Gas winter review: increasing variability puts pressure on compressor fleet

National Grid Gas (NGG) saw a different winter in 2020/21 than it had forecast, according to its Gas Winter Review and Consultation
The gas grid operator expected the trends of recent years to continue, forecasting that use of LNG would continue to increase. In fact, LNG imports fell to 8.9 bcm, compared with 13.4 bcm in 2019/20. This was because cold weather in Asia increased LNG prices in that region, so LNG cargoes were sold in that market.
Althogh UK prices did not rise far enough to attract as many LNG cargoes as in previous years, they were more favourable for suppliers than prices in Europe, so 4.8 bcm was imported to the UK via the gas interconnector, compared with a very small amount, just 0.3 bcm, in 2019/20.

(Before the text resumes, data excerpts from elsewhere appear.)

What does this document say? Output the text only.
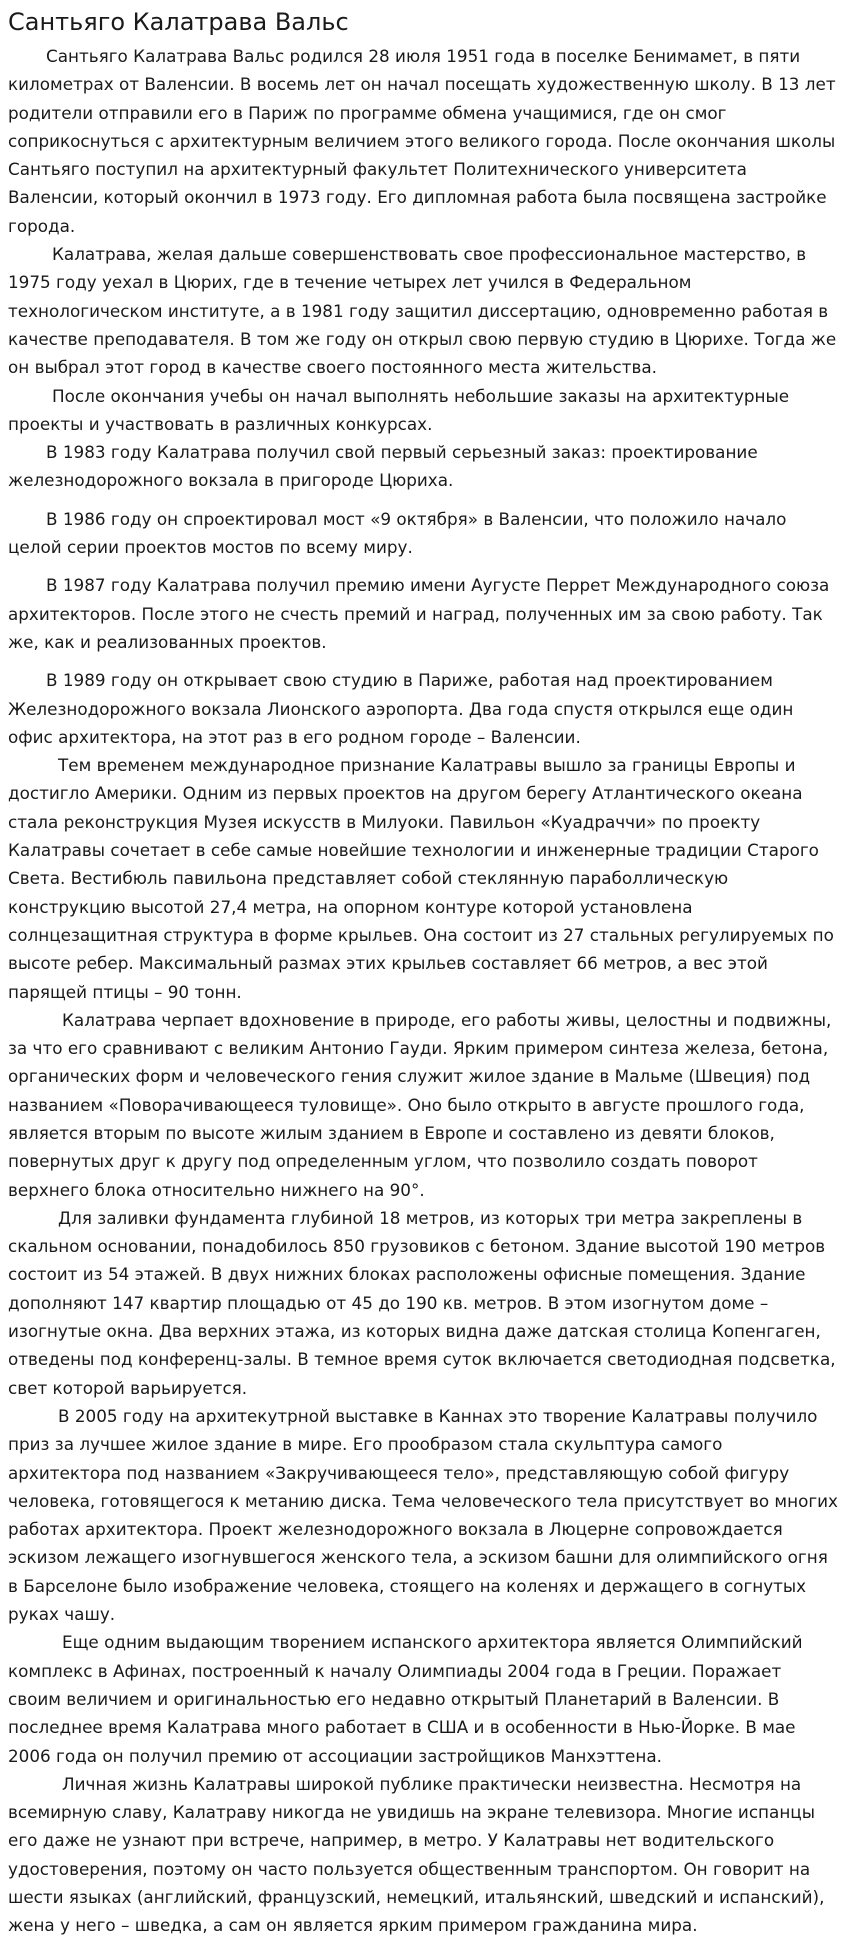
Сантьяго Калатрава Вальс

Сантьяго Калатрава Вальс родился 28 июля 1951 года в поселке Бенимамет, в пяти километрах от Валенсии. В восемь лет он начал посещать художественную школу. В 13 лет родители отправили его в Париж по программе обмена учащимися, где он смог соприкоснуться с архитектурным величием этого великого города. После окончания школы Сантьяго поступил на архитектурный факультет Политехнического университета Валенсии, который окончил в 1973 году. Его дипломная работа была посвящена застройке города.

Калатрава, желая дальше совершенствовать свое профессиональное мастерство, в 1975 году уехал в Цюрих, где в течение четырех лет учился в Федеральном технологическом институте, а в 1981 году защитил диссертацию, одновременно работая в качестве преподавателя. В том же году он открыл свою первую студию в Цюрихе. Тогда же он выбрал этот город в качестве своего постоянного места жительства.

После окончания учебы он начал выполнять небольшие заказы на архитектурные проекты и участвовать в различных конкурсах.

В 1983 году Калатрава получил свой первый серьезный заказ: проектирование железнодорожного вокзала в пригороде Цюриха.

В 1986 году он спроектировал мост «9 октября» в Валенсии, что положило начало целой серии проектов мостов по всему миру.

В 1987 году Калатрава получил премию имени Аугусте Перрет Международного союза архитекторов. После этого не счесть премий и наград, полученных им за свою работу. Так же, как и реализованных проектов.

В 1989 году он открывает свою студию в Париже, работая над проектированием Железнодорожного вокзала Лионского аэропорта. Два года спустя открылся еще один офис архитектора, на этот раз в его родном городе – Валенсии.

Тем временем международное признание Калатравы вышло за границы Европы и достигло Америки. Одним из первых проектов на другом берегу Атлантического океана стала реконструкция Музея искусств в Милуоки. Павильон «Куадраччи» по проекту Калатравы сочетает в себе самые новейшие технологии и инженерные традиции Старого Света. Вестибюль павильона представляет собой стеклянную параболлическую конструкцию высотой 27,4 метра, на опорном контуре которой установлена солнцезащитная структура в форме крыльев. Она состоит из 27 стальных регулируемых по высоте ребер. Максимальный размах этих крыльев составляет 66 метров, а вес этой парящей птицы – 90 тонн.

Калатрава черпает вдохновение в природе, его работы живы, целостны и подвижны, за что его сравнивают с великим Антонио Гауди. Ярким примером синтеза железа, бетона, органических форм и человеческого гения служит жилое здание в Мальме (Швеция) под названием «Поворачивающееся туловище». Оно было открыто в августе прошлого года, является вторым по высоте жилым зданием в Европе и составлено из девяти блоков, повернутых друг к другу под определенным углом, что позволило создать поворот верхнего блока относительно нижнего на 90°.

Для заливки фундамента глубиной 18 метров, из которых три метра закреплены в скальном основании, понадобилось 850 грузовиков с бетоном. Здание высотой 190 метров состоит из 54 этажей. В двух нижних блоках расположены офисные помещения. Здание дополняют 147 квартир площадью от 45 до 190 кв. метров. В этом изогнутом доме – изогнутые окна. Два верхних этажа, из которых видна даже датская столица Копенгаген, отведены под конференц-залы. В темное время суток включается светодиодная подсветка, свет которой варьируется.

В 2005 году на архитекутрной выставке в Каннах это творение Калатравы получило приз за лучшее жилое здание в мире. Его прообразом стала скульптура самого архитектора под названием «Закручивающееся тело», представляющую собой фигуру человека, готовящегося к метанию диска. Тема человеческого тела присутствует во многих работах архитектора. Проект железнодорожного вокзала в Люцерне сопровождается эскизом лежащего изогнувшегося женского тела, а эскизом башни для олимпийского огня в Барселоне было изображение человека, стоящего на коленях и держащего в согнутых руках чашу.

Еще одним выдающим творением испанского архитектора является Олимпийский комплекс в Афинах, построенный к началу Олимпиады 2004 года в Греции. Поражает своим величием и оригинальностью его недавно открытый Планетарий в Валенсии. В последнее время Калатрава много работает в США и в особенности в Нью-Йорке. В мае 2006 года он получил премию от ассоциации застройщиков Манхэттена.

Личная жизнь Калатравы широкой публике практически неизвестна. Несмотря на всемирную славу, Калатраву никогда не увидишь на экране телевизора. Многие испанцы его даже не узнают при встрече, например, в метро. У Калатравы нет водительского удостоверения, поэтому он часто пользуется общественным транспортом. Он говорит на шести языках (английский, французский, немецкий, итальянский, шведский и испанский), жена у него – шведка, а сам он является ярким примером гражданина мира.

The change from the previous year meant a big increase in the running hours for the fleet of ‘compressors’ that drive gas around its high pressure network, up from from 14,158 hours in 2019/20 to 25,533 hours in 2020/21. Overall, NGG had to increase use of compressors in central and eastern England, including at Peterborough, Kings Lynn, Diss and Cambridge. But it also had to vary compressor use from week to week, as supplies switched between the interconnector (on the East coast) and LNG terminals in South Wales and Kent.
Finally, NGG places an increasing load on compressors to ensure the system maintains its minimum pressure within the day, as users tap into the supply.
The amount by which pressures ‘swing’ within the day has been consistently increasing, as gas is used for short term balancing such as in peaking power plants, and this continues to rise.
NGG correctly anticipated that gas demand for electricity generation would increase in 2020/21, although the use of gas for electricity generation has been declining since winter 2016/17 and this overall trend is expected to continue. The operator expects the total demand for gas used for power generation will continue to fall, but the peak level of demand for electricity generation will remain the same, because gas power plants will respond at times of low renewables instead of providing continuous power. That will mean further need to use compressors to manage short term pressure swings.
NGG wants comments on the review and the upcoming winter by 24 July.